For all the reasons stated above, I recommend the Complaint be dismissed in its entirety for failure to state a claim upon which relief can be granted.
III. CONCLUSION
For these reasons, I recommend that the Court DISMISS Plaintiff's complaint.
IV. REVIEW
Rule 72(b)(2) of the Federal Rules of Civil Procedure states that “[w]ithin 14 days after being served with a copy of the recommended disposition, a party may serve and file specific written objections to the proposed findings and recommendations. A party may respond to another party's objections within 14 days after being served with a copy.” Fed.R.Civ.P. 72(b)(2); see also 28 U.S.C. § 636(b)(1). Failure to file specific objections constitutes a waiver of any further right of appeal. Thomas v. Arn, 474 U.S. 140, 155; Howard v. Sec'y of Health & Human Servs., 932 F.2d 505, 508 (6th Cir. 1991); United States v. Walters, 638 F.2d 947, 950 (6th Cir. 1981). The parties are advised that making some objections, but failing to raise others, will not preserve all the objections a party may have to this Report and Recommendation. Willis v. Sec'y of Health & Human Servs., 931 F.2d 390, 401 (6th Cir. 1991); Smith v. Detroit Fed'n of Teachers Local 231, 829 F.2d 1370, 1373 (6th Cir. 1987). According to E.D. Mich. LR 72.1(d)(2), a copy of any objections is to be served upon this magistrate judge.
Any objections must be labeled as “Objection No. 1,” “Objection No. 2,” etc.

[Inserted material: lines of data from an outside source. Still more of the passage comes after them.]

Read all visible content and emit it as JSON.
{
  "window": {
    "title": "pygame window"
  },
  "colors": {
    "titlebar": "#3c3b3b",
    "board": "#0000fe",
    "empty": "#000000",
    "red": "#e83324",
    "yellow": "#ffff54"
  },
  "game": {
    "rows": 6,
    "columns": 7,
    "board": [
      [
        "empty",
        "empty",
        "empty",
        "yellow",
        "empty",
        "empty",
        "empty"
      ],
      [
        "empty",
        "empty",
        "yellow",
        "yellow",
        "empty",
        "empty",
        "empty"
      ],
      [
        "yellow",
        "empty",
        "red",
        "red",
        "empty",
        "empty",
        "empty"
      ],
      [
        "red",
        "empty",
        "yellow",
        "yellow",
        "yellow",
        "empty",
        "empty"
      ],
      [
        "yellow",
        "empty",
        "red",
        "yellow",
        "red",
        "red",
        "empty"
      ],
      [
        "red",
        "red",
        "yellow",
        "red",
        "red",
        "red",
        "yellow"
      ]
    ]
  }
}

Any objection must recite precisely the provision of this Report and Recommendation to which it pertains. Not later than 14 days after service of an objection, the opposing party may file a concise response proportionate to the objections in length and complexity. Fed.R.Civ.P. 72(b)(2); E.D. Mich. LR 72.1(d). The response must specifically address each issue raised in the objections, in the same order, and labeled as “Response to Objection No. 1,” “Response to Objection No. 2,” etc. If the Court determines that any objections are without merit, it may rule without awaiting the response.